Apenas um saxofone
É estranho estar sentindo este irrefreável desejo por você e não poder tocá-lo. Mais estranho ainda está sendo a proporção na qual se tornou a sua ausência. Você se foi há três dias e fiquei aqui, parada, esperando a sua volta...
O vento que me congela a alma vem pela fresta deixada pela porta aberta, a mesma porta por onde saiu, onde defronte estou, a esperar.
O vazio está se tornando insuportável; imagino seus passos à minha volta preenchendo a minha solidão. Ouço as canções que dançamos aqui, neste mesmo local, e nos risos soltos que completavam nossas madrugadas inapagáveis.
Lembro-me muito bem do sabor do seu beijo e de como emudecia arrepiada, ao sentir sua língua roçando o meu pescoço.

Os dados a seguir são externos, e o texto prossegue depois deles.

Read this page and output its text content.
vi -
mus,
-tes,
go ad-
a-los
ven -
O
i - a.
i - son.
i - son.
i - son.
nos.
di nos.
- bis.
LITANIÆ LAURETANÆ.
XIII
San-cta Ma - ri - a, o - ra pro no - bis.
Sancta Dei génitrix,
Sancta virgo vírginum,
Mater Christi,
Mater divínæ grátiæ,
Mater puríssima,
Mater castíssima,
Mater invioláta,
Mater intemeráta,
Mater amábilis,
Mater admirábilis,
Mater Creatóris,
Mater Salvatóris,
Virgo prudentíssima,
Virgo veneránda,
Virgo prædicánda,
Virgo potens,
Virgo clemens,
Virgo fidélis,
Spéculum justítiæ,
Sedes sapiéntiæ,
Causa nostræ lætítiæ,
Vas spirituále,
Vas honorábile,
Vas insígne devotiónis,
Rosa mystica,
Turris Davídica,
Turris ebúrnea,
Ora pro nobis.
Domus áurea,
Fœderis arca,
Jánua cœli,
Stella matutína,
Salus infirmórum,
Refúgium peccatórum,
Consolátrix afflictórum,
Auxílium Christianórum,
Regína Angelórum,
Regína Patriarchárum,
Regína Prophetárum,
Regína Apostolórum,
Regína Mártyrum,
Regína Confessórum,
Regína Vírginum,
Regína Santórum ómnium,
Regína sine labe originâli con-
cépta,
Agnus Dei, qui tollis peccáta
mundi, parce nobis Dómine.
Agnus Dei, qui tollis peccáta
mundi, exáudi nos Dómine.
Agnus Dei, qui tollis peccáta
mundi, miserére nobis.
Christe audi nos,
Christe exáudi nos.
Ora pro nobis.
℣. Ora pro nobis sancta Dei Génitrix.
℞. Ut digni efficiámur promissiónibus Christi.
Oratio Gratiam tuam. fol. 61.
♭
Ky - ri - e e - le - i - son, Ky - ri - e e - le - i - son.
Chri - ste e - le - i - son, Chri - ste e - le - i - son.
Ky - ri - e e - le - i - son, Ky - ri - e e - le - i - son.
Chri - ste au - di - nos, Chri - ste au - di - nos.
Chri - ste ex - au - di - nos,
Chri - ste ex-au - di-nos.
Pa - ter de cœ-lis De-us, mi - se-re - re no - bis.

- Olha, você se arrepiou todinha!
E você, sem parar, sem parar, sem parar... até que eu pulasse em seu colo e lhe beijasse atônita, provocando uma sessão de carinhos e amor sem fim.
Queria ouvir uma música agora, mas “Olho nos olhos”, de Chico, está fora de cogitação; muito embora ame esta canção, só que me dói, dói demais, sangra e me machuca.
- Você gosta de Chico Buarque?
Para agradar disse que sim e, por fim, acabei ganhando toda a coleção de CDs do artista. Aprendi a gostar, a entender, discutir sua obra, como quem passou a vida toda admirando o cantor com os olhos de mar.
Agora, me restam os CDs... Meu Deus, “afasta de mim este cálice”, que agora eu quero ficar só! Não, eu não quero. Quero que volte, que traga seu riso, minha vida de volta, que me encha de amores, que me provoque, que faça bagunça em toda a casa e em meu coração, quero que me torture com palavras embriagadas que somente você consegue falar. Entonteça-me. “Faz me rir... rá, rá, rá...”
E a noite chega outra vez. Ando até a porta e, desta vez, a fecho. É inverno na minha existência e preciso esperar as andorinhas voltarem. Elas, dizem, trazem o verão e tenho a grande esperança de que o sol que regia a minha vida retorne com elas e esquente-me, como eu um dia fui aquecida. Quero ouvir o seu saxofone tocando sob minha janela, invadindo a solidão do quarto, iluminando, espantando a depressão que é estar só... você se foi... e eu fiquei aqui, a lhe esperar...
“Me disse para ser feliz e passar bem...”
* Inspirado no conto de Lygia Fagundes Telles.
Texto publicado no livro Viver: um jogo perigoso, de Márcio Martelli, Editora In House (2009).